All accross this country, in firehouses everywhere, there sits a firefighter who feels that as long as hose is on the apparatus that it is good enough. At times, company pride isolates itself to a cool Tee-Shirt, or a waxed apparatus. However, in the best firehouses throughout the country, tools are sharpened, hose is laid out with a reason on the apparatus, and firefighters are thinking of how they can better serve their citizens every day.
There is no better way to judge the company pride of an engine than to examine their hose loads and ask questions about why they are dressed and packed the way they are. The old adage "Looks pretty, pulls pretty" is not just a saying, it is a truth that us water weasels understand. A hosebed dressed with care is a work of art to any true engine guy or gal. But the frame to the work of art is the why of the loading of the hose. When the question "why do you have a 200 foot flat load?" is presented, every member of your crew should be able to answer with a definitive reason that does not include because it has always been that way. We are in an era when information is thrown at us all day and we must sort through it by asking the why and how behind it. Many of the veteran firefighters think the younger generations ask too many questions, but it is imperative for a firefighter to know the how and why in order to do their job.
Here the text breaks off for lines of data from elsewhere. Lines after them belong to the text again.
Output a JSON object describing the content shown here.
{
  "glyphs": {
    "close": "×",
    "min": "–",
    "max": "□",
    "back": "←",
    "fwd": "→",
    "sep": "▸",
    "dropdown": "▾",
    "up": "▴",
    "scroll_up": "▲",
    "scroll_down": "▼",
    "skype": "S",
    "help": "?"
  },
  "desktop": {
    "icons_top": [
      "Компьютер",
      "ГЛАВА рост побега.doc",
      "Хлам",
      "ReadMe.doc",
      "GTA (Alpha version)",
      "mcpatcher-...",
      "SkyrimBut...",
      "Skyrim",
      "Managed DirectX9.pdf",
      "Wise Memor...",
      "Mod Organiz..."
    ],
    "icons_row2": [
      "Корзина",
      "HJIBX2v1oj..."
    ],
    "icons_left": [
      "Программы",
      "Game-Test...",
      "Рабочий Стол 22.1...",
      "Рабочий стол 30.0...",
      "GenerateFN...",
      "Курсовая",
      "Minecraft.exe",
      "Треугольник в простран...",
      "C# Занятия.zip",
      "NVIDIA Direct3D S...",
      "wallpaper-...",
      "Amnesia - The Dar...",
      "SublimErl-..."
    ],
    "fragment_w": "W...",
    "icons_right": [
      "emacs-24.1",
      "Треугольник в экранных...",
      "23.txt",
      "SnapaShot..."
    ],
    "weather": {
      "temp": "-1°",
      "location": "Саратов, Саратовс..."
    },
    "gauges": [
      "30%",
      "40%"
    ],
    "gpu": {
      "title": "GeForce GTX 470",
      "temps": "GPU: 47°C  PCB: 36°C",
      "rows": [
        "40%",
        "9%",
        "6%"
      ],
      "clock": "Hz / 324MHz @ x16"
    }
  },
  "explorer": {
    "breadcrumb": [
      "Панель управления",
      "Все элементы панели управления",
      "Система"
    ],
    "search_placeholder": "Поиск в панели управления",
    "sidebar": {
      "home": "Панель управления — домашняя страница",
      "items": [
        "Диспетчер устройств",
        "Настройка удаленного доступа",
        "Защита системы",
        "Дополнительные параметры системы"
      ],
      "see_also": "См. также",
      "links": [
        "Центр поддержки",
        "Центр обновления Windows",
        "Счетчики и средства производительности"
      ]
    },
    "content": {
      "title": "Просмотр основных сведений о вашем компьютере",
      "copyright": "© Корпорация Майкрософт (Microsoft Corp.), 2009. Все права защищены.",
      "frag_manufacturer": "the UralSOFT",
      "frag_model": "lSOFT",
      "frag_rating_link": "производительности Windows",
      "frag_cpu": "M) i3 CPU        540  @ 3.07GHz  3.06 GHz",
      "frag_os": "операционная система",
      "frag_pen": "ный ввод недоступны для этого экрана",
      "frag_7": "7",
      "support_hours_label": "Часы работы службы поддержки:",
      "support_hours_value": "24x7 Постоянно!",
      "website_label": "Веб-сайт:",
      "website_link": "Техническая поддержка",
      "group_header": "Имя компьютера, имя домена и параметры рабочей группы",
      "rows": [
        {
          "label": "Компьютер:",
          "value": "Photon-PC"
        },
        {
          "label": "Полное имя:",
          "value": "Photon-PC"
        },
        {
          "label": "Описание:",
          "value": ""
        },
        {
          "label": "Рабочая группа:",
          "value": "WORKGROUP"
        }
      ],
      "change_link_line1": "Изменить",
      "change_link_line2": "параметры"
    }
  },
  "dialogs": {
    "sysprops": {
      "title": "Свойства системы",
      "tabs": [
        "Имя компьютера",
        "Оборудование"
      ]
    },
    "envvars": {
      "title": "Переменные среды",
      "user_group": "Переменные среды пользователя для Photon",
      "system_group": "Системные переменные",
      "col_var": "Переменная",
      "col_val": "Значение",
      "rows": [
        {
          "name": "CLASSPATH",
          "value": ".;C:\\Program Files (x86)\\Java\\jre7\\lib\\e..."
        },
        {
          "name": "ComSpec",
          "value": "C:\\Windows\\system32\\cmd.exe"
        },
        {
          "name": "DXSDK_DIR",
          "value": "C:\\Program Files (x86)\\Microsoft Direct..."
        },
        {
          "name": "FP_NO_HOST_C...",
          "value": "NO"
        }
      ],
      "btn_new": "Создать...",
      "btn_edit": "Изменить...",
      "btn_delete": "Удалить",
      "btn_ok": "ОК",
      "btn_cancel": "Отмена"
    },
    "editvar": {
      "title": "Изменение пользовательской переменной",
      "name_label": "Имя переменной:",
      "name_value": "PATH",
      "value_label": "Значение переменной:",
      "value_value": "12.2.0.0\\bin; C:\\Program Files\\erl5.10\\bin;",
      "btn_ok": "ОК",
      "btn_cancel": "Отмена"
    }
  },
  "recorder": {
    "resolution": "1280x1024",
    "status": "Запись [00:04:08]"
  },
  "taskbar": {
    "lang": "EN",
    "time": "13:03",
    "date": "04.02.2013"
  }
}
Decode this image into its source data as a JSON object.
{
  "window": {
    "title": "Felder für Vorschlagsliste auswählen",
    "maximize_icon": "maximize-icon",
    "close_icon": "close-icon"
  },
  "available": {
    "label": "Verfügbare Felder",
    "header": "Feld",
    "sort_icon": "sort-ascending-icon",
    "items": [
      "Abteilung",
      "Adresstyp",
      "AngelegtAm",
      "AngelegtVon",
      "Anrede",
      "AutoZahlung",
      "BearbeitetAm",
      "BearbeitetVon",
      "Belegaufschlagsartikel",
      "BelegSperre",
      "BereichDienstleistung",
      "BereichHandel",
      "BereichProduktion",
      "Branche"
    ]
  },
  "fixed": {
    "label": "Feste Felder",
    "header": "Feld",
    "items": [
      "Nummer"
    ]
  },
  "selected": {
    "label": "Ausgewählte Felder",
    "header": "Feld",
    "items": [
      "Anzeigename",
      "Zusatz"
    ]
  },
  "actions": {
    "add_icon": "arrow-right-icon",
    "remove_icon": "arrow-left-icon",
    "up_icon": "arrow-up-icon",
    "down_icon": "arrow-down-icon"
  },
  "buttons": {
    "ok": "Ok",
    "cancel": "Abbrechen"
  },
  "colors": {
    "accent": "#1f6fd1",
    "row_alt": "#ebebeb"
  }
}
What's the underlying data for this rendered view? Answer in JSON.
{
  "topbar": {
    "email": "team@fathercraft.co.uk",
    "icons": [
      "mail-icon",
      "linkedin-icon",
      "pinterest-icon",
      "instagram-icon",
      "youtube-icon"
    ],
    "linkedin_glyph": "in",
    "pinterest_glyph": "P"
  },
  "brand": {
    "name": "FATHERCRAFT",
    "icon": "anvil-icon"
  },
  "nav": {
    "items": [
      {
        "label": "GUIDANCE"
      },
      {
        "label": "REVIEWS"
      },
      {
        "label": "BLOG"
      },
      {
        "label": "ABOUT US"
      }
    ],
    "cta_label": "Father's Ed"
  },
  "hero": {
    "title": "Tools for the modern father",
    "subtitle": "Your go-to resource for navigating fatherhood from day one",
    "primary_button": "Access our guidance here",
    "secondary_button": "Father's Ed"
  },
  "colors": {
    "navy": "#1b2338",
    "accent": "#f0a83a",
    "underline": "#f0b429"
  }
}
Obviously, apparatus specifications play a large role in this, which can be a challenge due to numerous factors and may be out of a tailboard firefighters' hands. With that said, your apparatus is yours. You alone are responsible for its operation and the reasons how you do things on the scene. This is why preparation is so important to each and every one of us. Preparation is the only chance we get to hone our skills and to find our own limitations as well as the limitations in our equipment. Recently, while training on hose deployment, my company identified a flaw in our apparatus design. The hose tray was not wide enough to comfortably stack 2.5 side by side. This flaw resulted in a flawed deployment of all of
our 2.5 lines during training as well as scene operations. Through some preparation we were able to overcome it and modify our system of deployment and hose loads to fix the issue.
Too often complaining about things is the only result we see from identification of shortcomings. We as a service must take the complaining out of it and introduce the problem solving and the necessary preparation and training to overcome our own shortcomings and limitations. When we learn ladder throws in recruit school that is a baseline, as we advance through our careers we should then use those years as opportunities to advance many steps above that baseline.
Excellence is not a one time deal, it is an everyday pursuit.
Remember each day is an opportunity to become better at your craft, if you do not take advantage of that then it is your loss on one level, but in the bigger picture it is a loss for those who you swore to serve. We are expected to be the best in the darkest hour, and the only way to achieve that is to take pride in preparing for that once in a career call each day. As Brian Brush mentioned this year at FDIC in his class "Things that have never happened before, happen every day". We never know when that once a career call may come so we must prepare like it will happen in five minutes.